The Village of Depew is wrestling with how to handle 14 vacant or abandoned properties throughout the village, many of which have become magnets for juveniles and criminal activity, village officials say.
It’s a problem that village officials say they want to address, but they also know they can’t afford to demolish all of the homes because it would cost at least a half-million dollars.
“Will we take care of them all? No, it’s a big expense,” Village Trustee Robert Kucewicz said. “It could be six figures to knock them all down.”
Monday night, Code Enforcement Officer Tony Fischione ticked off each individual property on a two-page list, highlighting the last known owner’s name, describing the condition of the property and if there had been any success for some that had gone through a county foreclosure auction.
The deteriorated homes, some of them with their taxes unpaid for years, are located in various parts of the village, including Borden Road, Transit Road, Calumet Street, Terrace Boulevard, Laverack Avenue and Dean Road, to name a few.
“Some properties are somewhat maintained by banks. Others are dead properties,” Fischione said.
Before the village considers razing some of the worst ones of the bunch, the Village Board held a public hearing Monday, in an attempt to draw owners of the homes to the meeting to get their comment. The property owners were all mailed notices about the hearing, but none came.
Village officials are trying to declare the buildings unsafe and get permission from Erie County to knock them down. Just how far they can go, because of the huge expense of demolition, is uncertain. Some of the properties will be listed on the county’s auction list in September.
In one instance, Village Attorney Mark Aquino said the home is so bad that there is no hope of it being bought at an auction. “That’s a clear demolition,” he said.
Another one was described as a huge eyesore and full of rats.
A former boardinghouse at 60 Laverack was described as being partially collapsed with its interior deteriorating. The village labeled it a safety hazard. It was not sold in 2012 at a foreclosure auction.
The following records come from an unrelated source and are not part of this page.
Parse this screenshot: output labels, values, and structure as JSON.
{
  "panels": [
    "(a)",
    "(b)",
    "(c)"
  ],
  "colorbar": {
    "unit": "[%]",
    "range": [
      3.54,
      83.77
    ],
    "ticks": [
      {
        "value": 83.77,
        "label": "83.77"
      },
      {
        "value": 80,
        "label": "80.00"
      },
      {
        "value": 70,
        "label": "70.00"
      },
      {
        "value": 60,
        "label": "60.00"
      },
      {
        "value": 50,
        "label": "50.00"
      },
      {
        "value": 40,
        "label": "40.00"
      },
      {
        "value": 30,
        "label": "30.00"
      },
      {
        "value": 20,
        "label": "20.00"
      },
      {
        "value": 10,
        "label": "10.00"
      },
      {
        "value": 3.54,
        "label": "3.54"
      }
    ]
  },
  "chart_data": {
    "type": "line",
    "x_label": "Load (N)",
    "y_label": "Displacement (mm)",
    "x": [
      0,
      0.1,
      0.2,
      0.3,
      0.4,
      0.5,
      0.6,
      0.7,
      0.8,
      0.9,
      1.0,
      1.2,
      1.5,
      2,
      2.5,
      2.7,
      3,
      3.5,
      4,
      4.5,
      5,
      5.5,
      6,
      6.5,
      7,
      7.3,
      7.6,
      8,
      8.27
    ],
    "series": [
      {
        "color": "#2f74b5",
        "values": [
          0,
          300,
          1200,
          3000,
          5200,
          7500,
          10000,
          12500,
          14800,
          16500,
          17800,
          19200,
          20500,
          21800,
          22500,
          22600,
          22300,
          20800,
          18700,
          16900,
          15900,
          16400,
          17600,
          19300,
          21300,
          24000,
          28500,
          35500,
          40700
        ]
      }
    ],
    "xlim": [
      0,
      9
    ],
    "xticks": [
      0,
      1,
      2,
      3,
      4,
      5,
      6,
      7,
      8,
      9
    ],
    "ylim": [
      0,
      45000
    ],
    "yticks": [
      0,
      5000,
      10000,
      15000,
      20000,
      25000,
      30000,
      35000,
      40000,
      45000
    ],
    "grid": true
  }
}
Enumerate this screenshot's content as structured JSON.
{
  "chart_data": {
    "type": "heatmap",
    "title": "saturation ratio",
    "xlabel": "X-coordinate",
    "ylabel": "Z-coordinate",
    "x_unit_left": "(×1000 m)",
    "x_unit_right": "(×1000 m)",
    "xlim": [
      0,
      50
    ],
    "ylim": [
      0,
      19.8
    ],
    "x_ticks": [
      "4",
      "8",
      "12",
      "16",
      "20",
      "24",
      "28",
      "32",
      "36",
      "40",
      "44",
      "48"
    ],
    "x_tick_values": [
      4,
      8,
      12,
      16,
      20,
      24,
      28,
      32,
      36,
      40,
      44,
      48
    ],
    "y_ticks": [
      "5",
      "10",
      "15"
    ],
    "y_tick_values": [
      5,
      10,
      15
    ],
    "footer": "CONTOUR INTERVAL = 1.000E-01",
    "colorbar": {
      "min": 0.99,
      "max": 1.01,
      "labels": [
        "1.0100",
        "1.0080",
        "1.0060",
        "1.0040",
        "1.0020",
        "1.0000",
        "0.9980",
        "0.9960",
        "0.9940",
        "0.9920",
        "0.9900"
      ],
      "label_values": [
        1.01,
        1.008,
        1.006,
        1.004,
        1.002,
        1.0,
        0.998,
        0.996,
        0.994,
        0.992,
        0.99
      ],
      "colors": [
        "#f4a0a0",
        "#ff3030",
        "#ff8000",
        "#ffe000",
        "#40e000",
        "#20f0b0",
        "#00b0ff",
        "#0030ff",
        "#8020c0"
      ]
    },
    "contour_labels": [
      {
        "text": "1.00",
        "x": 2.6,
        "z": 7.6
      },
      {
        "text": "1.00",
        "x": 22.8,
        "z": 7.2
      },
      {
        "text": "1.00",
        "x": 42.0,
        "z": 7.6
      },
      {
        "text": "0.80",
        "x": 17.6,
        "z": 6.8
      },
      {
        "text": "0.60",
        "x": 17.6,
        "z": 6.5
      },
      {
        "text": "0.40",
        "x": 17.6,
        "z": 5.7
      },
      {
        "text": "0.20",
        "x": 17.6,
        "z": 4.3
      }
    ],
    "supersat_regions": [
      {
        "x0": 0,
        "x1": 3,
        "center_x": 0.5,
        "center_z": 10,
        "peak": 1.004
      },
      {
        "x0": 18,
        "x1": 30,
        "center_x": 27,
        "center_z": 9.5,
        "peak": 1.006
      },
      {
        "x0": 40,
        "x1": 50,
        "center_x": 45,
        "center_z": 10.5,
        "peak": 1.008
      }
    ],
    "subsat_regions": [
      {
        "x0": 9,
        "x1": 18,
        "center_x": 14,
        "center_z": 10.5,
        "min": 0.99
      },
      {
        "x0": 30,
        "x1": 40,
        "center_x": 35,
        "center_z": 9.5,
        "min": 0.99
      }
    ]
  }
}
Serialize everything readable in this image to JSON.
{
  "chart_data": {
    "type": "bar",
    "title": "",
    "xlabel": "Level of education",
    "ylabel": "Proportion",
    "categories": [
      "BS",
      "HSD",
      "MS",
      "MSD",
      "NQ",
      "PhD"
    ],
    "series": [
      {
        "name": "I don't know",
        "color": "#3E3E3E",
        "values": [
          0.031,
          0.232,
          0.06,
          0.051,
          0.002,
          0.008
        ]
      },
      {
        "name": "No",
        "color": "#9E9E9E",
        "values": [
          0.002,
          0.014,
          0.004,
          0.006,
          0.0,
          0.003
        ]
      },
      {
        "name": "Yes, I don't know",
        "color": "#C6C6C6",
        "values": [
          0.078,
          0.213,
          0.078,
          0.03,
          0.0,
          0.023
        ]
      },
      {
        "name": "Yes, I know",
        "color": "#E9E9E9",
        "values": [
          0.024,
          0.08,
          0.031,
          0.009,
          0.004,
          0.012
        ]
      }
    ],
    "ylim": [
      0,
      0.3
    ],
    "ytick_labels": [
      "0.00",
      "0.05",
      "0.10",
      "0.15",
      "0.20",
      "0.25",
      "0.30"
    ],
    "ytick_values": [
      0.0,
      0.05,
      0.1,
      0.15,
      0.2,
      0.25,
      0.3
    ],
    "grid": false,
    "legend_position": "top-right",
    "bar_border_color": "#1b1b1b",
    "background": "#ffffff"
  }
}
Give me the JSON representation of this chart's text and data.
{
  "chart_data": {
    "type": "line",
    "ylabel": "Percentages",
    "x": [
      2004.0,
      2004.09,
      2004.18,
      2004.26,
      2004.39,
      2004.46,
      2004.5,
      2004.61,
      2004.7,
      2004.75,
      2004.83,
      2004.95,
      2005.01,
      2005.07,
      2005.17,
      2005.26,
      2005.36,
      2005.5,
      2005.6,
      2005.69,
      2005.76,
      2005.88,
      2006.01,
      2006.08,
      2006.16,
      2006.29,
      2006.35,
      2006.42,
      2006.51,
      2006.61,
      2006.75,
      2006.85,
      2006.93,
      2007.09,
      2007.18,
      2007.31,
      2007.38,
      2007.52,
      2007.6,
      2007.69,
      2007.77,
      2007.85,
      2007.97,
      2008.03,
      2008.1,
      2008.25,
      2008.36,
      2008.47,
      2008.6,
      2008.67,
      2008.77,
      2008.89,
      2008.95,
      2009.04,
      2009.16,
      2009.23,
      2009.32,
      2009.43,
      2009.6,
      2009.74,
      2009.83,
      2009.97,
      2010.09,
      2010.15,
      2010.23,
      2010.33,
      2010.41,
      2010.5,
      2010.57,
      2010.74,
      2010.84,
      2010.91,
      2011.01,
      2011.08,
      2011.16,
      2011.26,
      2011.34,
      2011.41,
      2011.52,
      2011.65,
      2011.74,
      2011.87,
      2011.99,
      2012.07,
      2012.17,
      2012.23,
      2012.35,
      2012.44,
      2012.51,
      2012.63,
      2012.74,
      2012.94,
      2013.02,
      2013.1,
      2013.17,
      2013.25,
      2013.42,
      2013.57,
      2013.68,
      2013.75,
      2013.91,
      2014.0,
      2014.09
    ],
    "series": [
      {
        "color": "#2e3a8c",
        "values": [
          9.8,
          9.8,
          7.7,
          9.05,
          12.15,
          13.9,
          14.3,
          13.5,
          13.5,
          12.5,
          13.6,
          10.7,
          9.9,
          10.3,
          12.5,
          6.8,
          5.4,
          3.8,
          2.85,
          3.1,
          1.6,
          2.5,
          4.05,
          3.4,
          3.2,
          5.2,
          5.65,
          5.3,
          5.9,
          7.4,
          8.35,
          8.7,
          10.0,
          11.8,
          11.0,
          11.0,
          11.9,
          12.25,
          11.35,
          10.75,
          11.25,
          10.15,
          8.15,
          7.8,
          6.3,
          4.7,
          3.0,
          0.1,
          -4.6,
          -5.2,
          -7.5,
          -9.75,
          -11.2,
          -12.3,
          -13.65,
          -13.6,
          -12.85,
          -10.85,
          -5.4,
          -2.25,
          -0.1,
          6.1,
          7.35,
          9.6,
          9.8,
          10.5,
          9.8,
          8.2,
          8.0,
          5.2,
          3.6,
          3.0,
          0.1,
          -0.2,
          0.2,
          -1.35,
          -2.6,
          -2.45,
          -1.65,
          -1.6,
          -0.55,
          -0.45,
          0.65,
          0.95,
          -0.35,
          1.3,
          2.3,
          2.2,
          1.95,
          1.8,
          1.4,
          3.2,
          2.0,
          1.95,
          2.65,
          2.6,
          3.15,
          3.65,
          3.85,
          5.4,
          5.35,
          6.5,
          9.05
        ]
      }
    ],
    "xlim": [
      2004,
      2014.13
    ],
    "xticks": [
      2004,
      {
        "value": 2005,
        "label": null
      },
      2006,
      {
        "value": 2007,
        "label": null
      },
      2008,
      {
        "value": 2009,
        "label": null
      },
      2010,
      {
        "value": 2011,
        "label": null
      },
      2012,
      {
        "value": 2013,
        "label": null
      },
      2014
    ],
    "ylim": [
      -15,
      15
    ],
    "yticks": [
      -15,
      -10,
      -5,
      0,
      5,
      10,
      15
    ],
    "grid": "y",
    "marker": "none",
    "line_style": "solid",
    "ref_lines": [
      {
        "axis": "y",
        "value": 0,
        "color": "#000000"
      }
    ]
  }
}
“We’re probably going to go after the ones with no redeeming value,” Kucewicz said in an interview Monday, noting that demolition by the village would be the next step. The village would then try to place a lien on the property with the unpaid taxes to be addressed at a future sale of the property.
“It’s a safety issue and about aesthetic value,” Kucewicz said. “People are breaking into them and you wonder if they’ll burn down.”
Airview Terrace resident Jamie Eichler, who lives behind one of the problem homes at 33 Donna Court, told the village that he wanted to buy the land and make his lot bigger and make improvements.
But Aquino explained to him that Patricia Vega still is listed as the property’s owner and she holds the title. “Right now, the village is trying to deal with the most egregious properties,” he said.